In truth, the atmosphere of the synod has so far had more in common with the Second Vatican Council, convened by Pope John XXIII, whose explicit aim wasaggiornamento—updating the church to respond more effectively to the challenges of the times. The sense of ferment is palpable to both progressives and conservatives within the Church, who use after-hours interviews to push debate in the direction they desire. Monsignor Victor Manuel Fernández, the rector of the Catholic University of Buenos Aires, who is close to Francis, told reporters about how the Pope had puckishly tweaked Cardinal Müller, the Vatican’s keeper of doctrinal orthodoxy, telling the assembled bishops, “Speak clearly, don’t think that Cardinal Müller is going to pounce on you!”
The traditionalists have made it clear that they do not intend to budge. “As Christians, we follow Christ,” Cardinal George Pell, of Australia, told reporters. “Some may wish Jesus might have been a little softer on divorce, but he wasn’t. And I’m sticking with him.” They bristle at the notion that you can evade the rules by separating pastoral duty from doctrinal truth. “Every authentic pastoral action must be doctrine, lived truth,” Cardinal Walter Brandmüller told La Repubblica, reiterating, among other things, the traditional position on homosexuality: that it is “objectively disordered” and that homosexuals can live in the Church only if they remain chaste. “The old formula applies: no to the sin, open arms to the person,” he said.
One idea that has emerged at the synod is that of “graduality”; that certain behaviors, although contrary to doctrine, can nonetheless lead people on the right path. Pope Benedict XVI, a doctrinal traditionalist, acknowledged that it was right for a prostitute with AIDS to use condoms. While this did not constitute a change in the Church’s stance against birth control (or prostitution), it was a recognition that taking care not to transmit a deadly disease to others is a moral act that points a person in the right direction.
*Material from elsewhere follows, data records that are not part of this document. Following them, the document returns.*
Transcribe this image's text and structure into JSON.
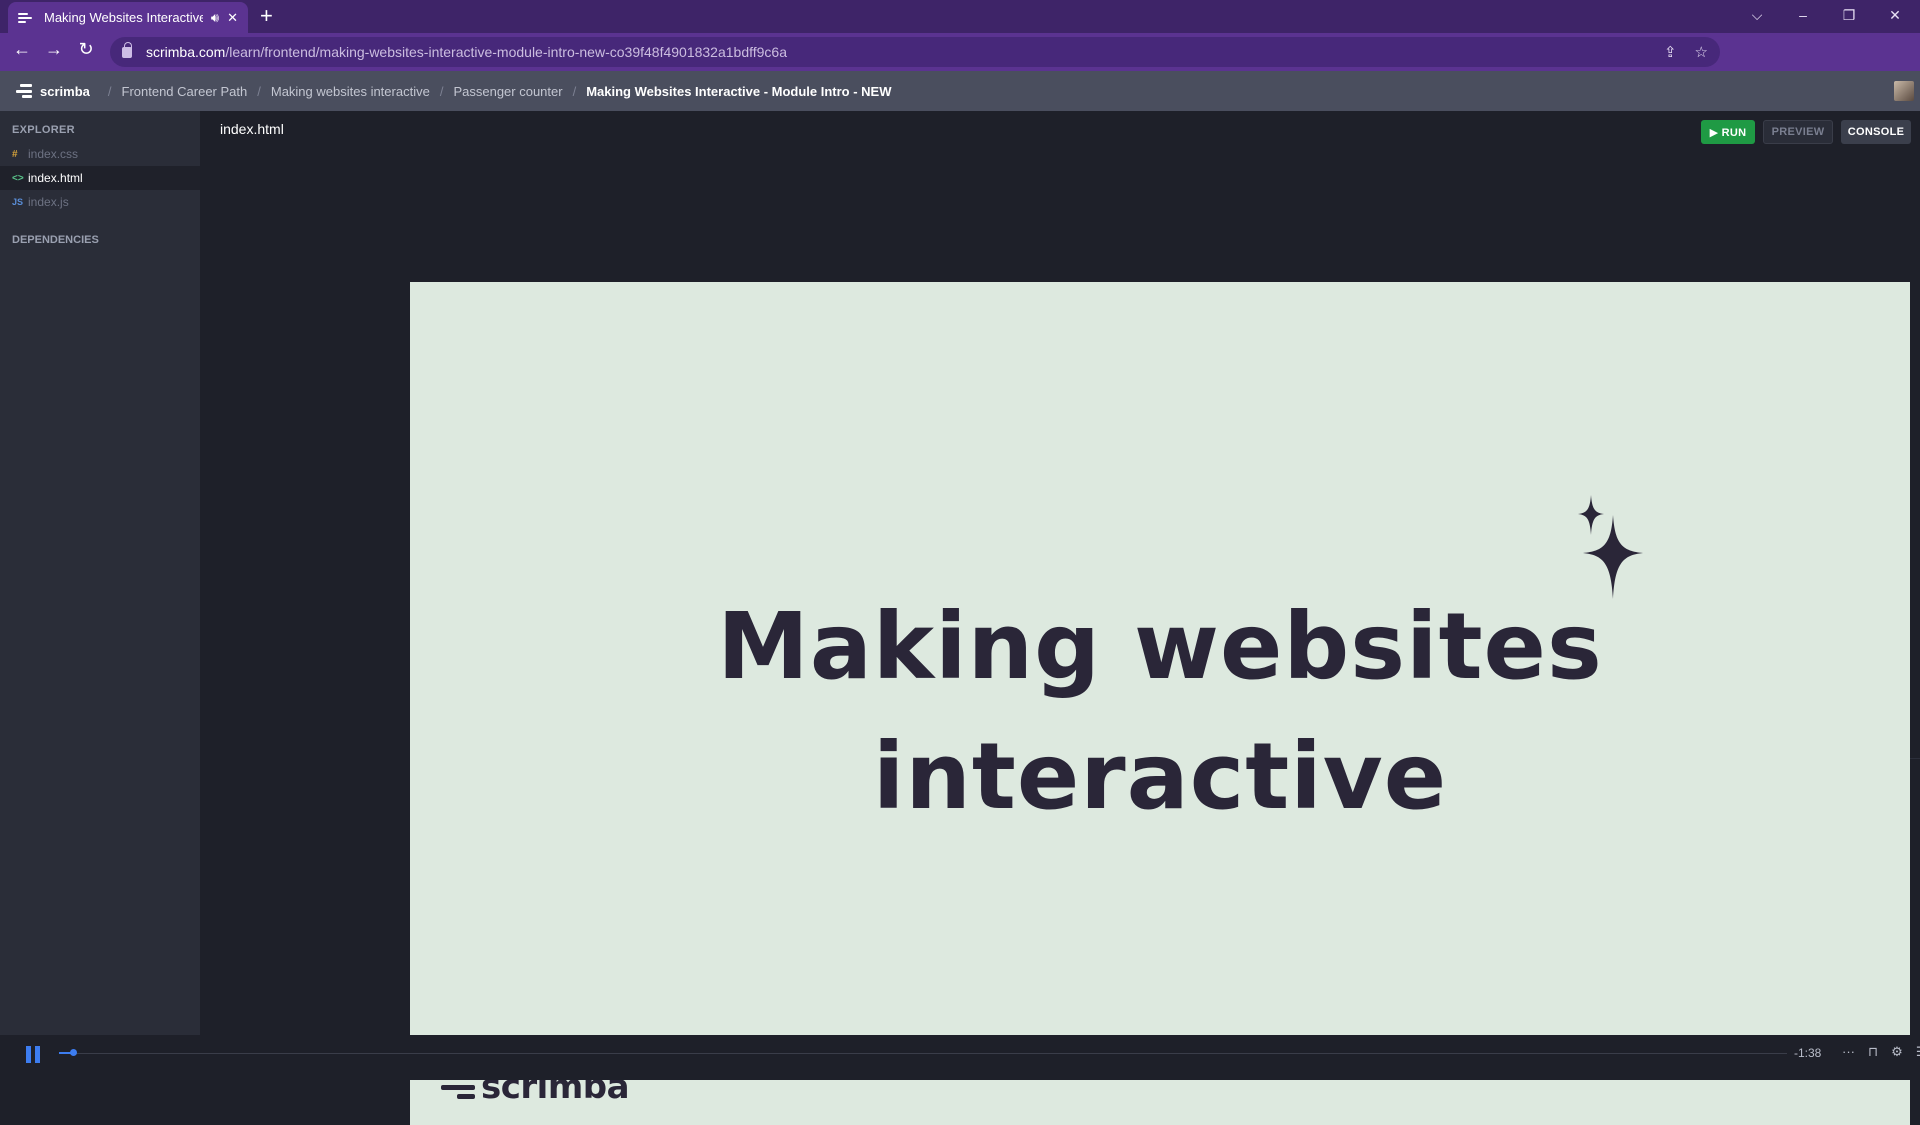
{
  "browser": {
    "tab_title": "Making Websites Interactive",
    "new_tab_symbol": "+",
    "url_host": "scrimba.com",
    "url_path": "/learn/frontend/making-websites-interactive-module-intro-new-co39f48f4901832a1bdff9c6a",
    "window_controls": {
      "tab_search": "⌵",
      "minimize": "–",
      "restore": "❐",
      "close": "✕"
    },
    "nav": {
      "back": "←",
      "forward": "→",
      "reload": "↻"
    },
    "url_icons": {
      "share": "⇪",
      "bookmark": "☆"
    },
    "extensions": {
      "puzzle": "✦",
      "media": "≡",
      "sidepanel": "▮",
      "menu": "⋮"
    }
  },
  "header": {
    "brand": "scrimba",
    "breadcrumbs": [
      "Frontend Career Path",
      "Making websites interactive",
      "Passenger counter"
    ],
    "current": "Making Websites Interactive - Module Intro - NEW"
  },
  "sidebar": {
    "explorer_label": "EXPLORER",
    "files": [
      {
        "icon": "#",
        "name": "index.css"
      },
      {
        "icon": "<>",
        "name": "index.html"
      },
      {
        "icon": "JS",
        "name": "index.js"
      }
    ],
    "dependencies_label": "DEPENDENCIES"
  },
  "editor": {
    "file_title": "index.html",
    "run_label": "▶ RUN",
    "preview_label": "PREVIEW",
    "console_label": "CONSOLE",
    "collapse_icon": "⌄"
  },
  "slide": {
    "title_line1": "Making websites",
    "title_line2": "interactive",
    "logo_text": "scrimba"
  },
  "player": {
    "progress_fraction": 0.008,
    "time_remaining": "-1:38",
    "more_icon": "···",
    "bookmark_icon": "⊓",
    "settings_icon": "⚙",
    "list_icon": "☰"
  },
  "colors": {
    "tab_bar": "#3e2468",
    "address_bar": "#5b3391",
    "app_bar": "#4a4e5e",
    "slide_bg": "#dde9df",
    "slide_text": "#2a2638",
    "run_green": "#1f9a44",
    "accent_blue": "#3d7df0"
  }
}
In opening the synod, Cardinal Erdo invoked the idea of graduality in speaking about the birth-control encyclical “Humanae Vitae.” In a briefing session for journalists, Cardinal Vincent Nichols, of Great Britain, said that graduality “permits people, all of us, to take one step at a time in our search for holiness in our lives.”
The draft report refers directly to gradualness as a key to welcoming those whose lives are imperfect but who wish to be welcomed in the Church. Referring to unmarried couples, the document says:
When a union reaches a notable level of stability through a public bond, is characterized by deep affection, responsibility with regard to offspring, and capacity to withstand tests, it may be seen as a germ to be accompanied in development towards the sacrament of marriage.
The document added, “What rang out clearly in the Synod was the necessity for courageous pastoral choices.” And the Church, the draft report said, had to attend to “her most fragile sons and daughters, marked by wounded and lost love.”